Jordan's sense of exile addresses a mighty theme in Irish writing (as in Irish history), but another note sounds through all these pieces. It is not only the sense of place, of home, that Irishness seems almost uniquely to bring - what Tibn calls in his Introduction "the world of common knowledge". It is also a gratitude for that sense of belonging, even if it is a hard heritage, which is reminiscent of Jewish writers. In both groups, it accords a special power, and a powerful context for feeling and experience, as John McGahern puts it in "The Church and its Spire".

It's appropriate, too, that this small volume is dense with text; whereas previous Soho Squares have been richly designed and illustrated, this boasts only a few pages of photographs by Tony O'Shea and one (unillustrated) essay on Jack Yeats by Tom Paulin. It's a book for reading.

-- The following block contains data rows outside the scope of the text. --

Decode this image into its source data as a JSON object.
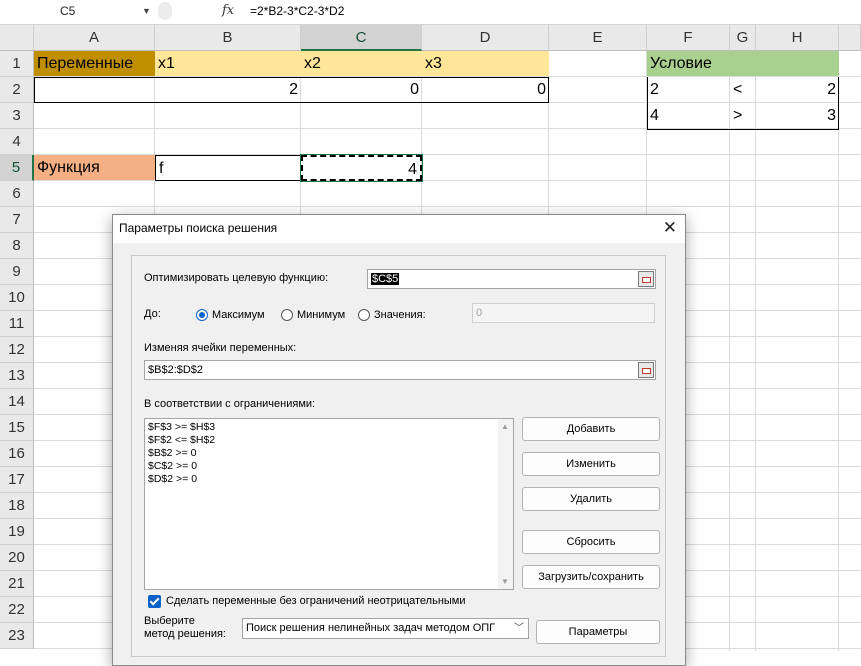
{
  "formula_bar": {
    "cell_ref": "C5",
    "fx": "fx",
    "formula": "=2*B2-3*C2-3*D2"
  },
  "columns": [
    "A",
    "B",
    "C",
    "D",
    "E",
    "F",
    "G",
    "H"
  ],
  "rows": [
    "1",
    "2",
    "3",
    "4",
    "5",
    "6",
    "7",
    "8",
    "9",
    "10",
    "11",
    "12",
    "13",
    "14",
    "15",
    "16",
    "17",
    "18",
    "19",
    "20",
    "21",
    "22",
    "23"
  ],
  "cells": {
    "A1": "Переменные",
    "B1": "x1",
    "C1": "x2",
    "D1": "x3",
    "B2": "2",
    "C2": "0",
    "D2": "0",
    "A5": "Функция",
    "B5": "f",
    "C5": "4",
    "F1": "Условие",
    "F2": "2",
    "G2": "<",
    "H2": "2",
    "F3": "4",
    "G3": ">",
    "H3": "3"
  },
  "colors": {
    "header_gold": "#bf8f00",
    "var_yellow": "#ffe699",
    "func_salmon": "#f4b084",
    "cond_green": "#a9d08e",
    "excel_green": "#217346",
    "accent_blue": "#0a63c9"
  },
  "dialog": {
    "title": "Параметры поиска решения",
    "objective_label": "Оптимизировать целевую функцию:",
    "objective_value": "$C$5",
    "to_label": "До:",
    "radio_max": "Максимум",
    "radio_min": "Минимум",
    "radio_value": "Значения:",
    "value_field": "0",
    "selected_option": "Максимум",
    "changing_label": "Изменяя ячейки переменных:",
    "changing_value": "$B$2:$D$2",
    "constraints_label": "В соответствии с ограничениями:",
    "constraints": [
      "$F$3 >= $H$3",
      "$F$2 <= $H$2",
      "$B$2 >= 0",
      "$C$2 >= 0",
      "$D$2 >= 0"
    ],
    "buttons": {
      "add": "Добавить",
      "change": "Изменить",
      "delete": "Удалить",
      "reset": "Сбросить",
      "load_save": "Загрузить/сохранить",
      "options": "Параметры"
    },
    "nonneg_checkbox": "Сделать переменные без ограничений неотрицательными",
    "nonneg_checked": true,
    "method_label_1": "Выберите",
    "method_label_2": "метод решения:",
    "method_value": "Поиск решения нелинейных задач методом ОПГ"
  }
}
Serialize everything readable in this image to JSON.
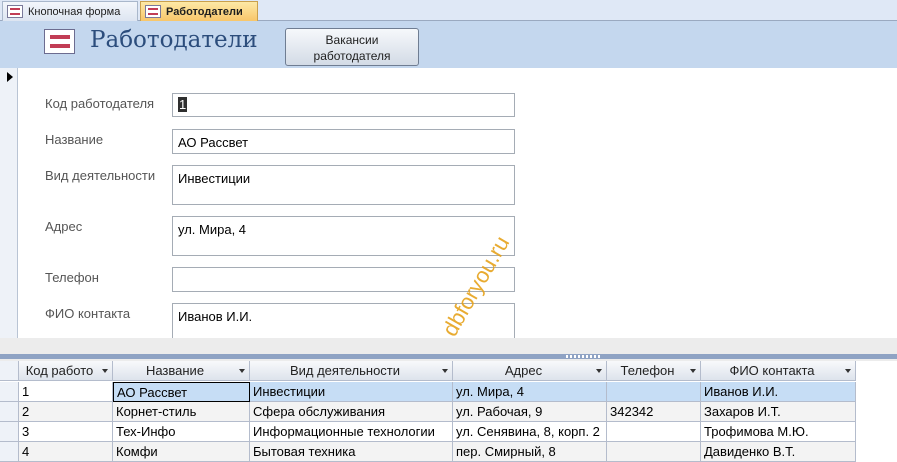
{
  "tabs": [
    {
      "label": "Кнопочная форма",
      "active": false
    },
    {
      "label": "Работодатели",
      "active": true
    }
  ],
  "header": {
    "title": "Работодатели",
    "vacancies_button_line1": "Вакансии",
    "vacancies_button_line2": "работодателя"
  },
  "form": {
    "fields": [
      {
        "label": "Код работодателя",
        "value": "1"
      },
      {
        "label": "Название",
        "value": "АО Рассвет"
      },
      {
        "label": "Вид деятельности",
        "value": "Инвестиции"
      },
      {
        "label": "Адрес",
        "value": "ул. Мира, 4"
      },
      {
        "label": "Телефон",
        "value": ""
      },
      {
        "label": "ФИО контакта",
        "value": "Иванов И.И."
      }
    ],
    "watermark": "dbforyou.ru"
  },
  "datasheet": {
    "columns": [
      "Код работо",
      "Название",
      "Вид деятельности",
      "Адрес",
      "Телефон",
      "ФИО контакта"
    ],
    "rows": [
      [
        "1",
        "АО Рассвет",
        "Инвестиции",
        "ул. Мира, 4",
        "",
        "Иванов И.И."
      ],
      [
        "2",
        "Корнет-стиль",
        "Сфера обслуживания",
        "ул. Рабочая, 9",
        "342342",
        "Захаров И.Т."
      ],
      [
        "3",
        "Тех-Инфо",
        "Информационные технологии",
        "ул. Сенявина, 8, корп. 2",
        "",
        "Трофимова М.Ю."
      ],
      [
        "4",
        "Комфи",
        "Бытовая техника",
        "пер. Смирный, 8",
        "",
        "Давиденко В.Т."
      ]
    ]
  },
  "colors": {
    "header_band": "#c4d7ee",
    "title": "#2c4d7c",
    "active_tab": "#f8c66a",
    "active_row": "#c6ddf5",
    "watermark": "#e6a21b"
  }
}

Wee Girls: Women Writing from an Irish Perspective, ed Lizz Murphy, Spinifex pounds 8.95. The contributions come from all over the world: from those who, like Medbh McGuckian and Maeve Binchy (below), were born in Ireland and still live there; those who moved out; and those whose connection is more tangential. Perhaps that's why many of these pieces have a self-conscious air. New Zealander Sue Reidy tackles this head-on: "'Rubbish,' pronounced my partner crisply. 'You're no more Irish than I am English.'" Reidy could always spot fellow "Irish Catholics": they would be the ones "cracking jokes and telling stories". But of course. St Pat's Day, as you'd expect, is a keystone of ex-patriate cultural identity. Bronwyn Rodden, from Sydney, went to Ireland and found herself surrounded by people who looked like her family: "I realised I belonged to a race of people after all." Belfast-born editor Lizz Murphy married a Catholic and as a result "was introduced to Irish culture. My Irish culture as opposed to the British subculture imposed upon us by British-Protestant rule and religion," she says firmly. McGuckian is more ambivalent in a fine essay on her own Belfast childhood: "My sister was sent to Irish dancing, but this always struck me as an artificial, joyless rigidity." Bravo!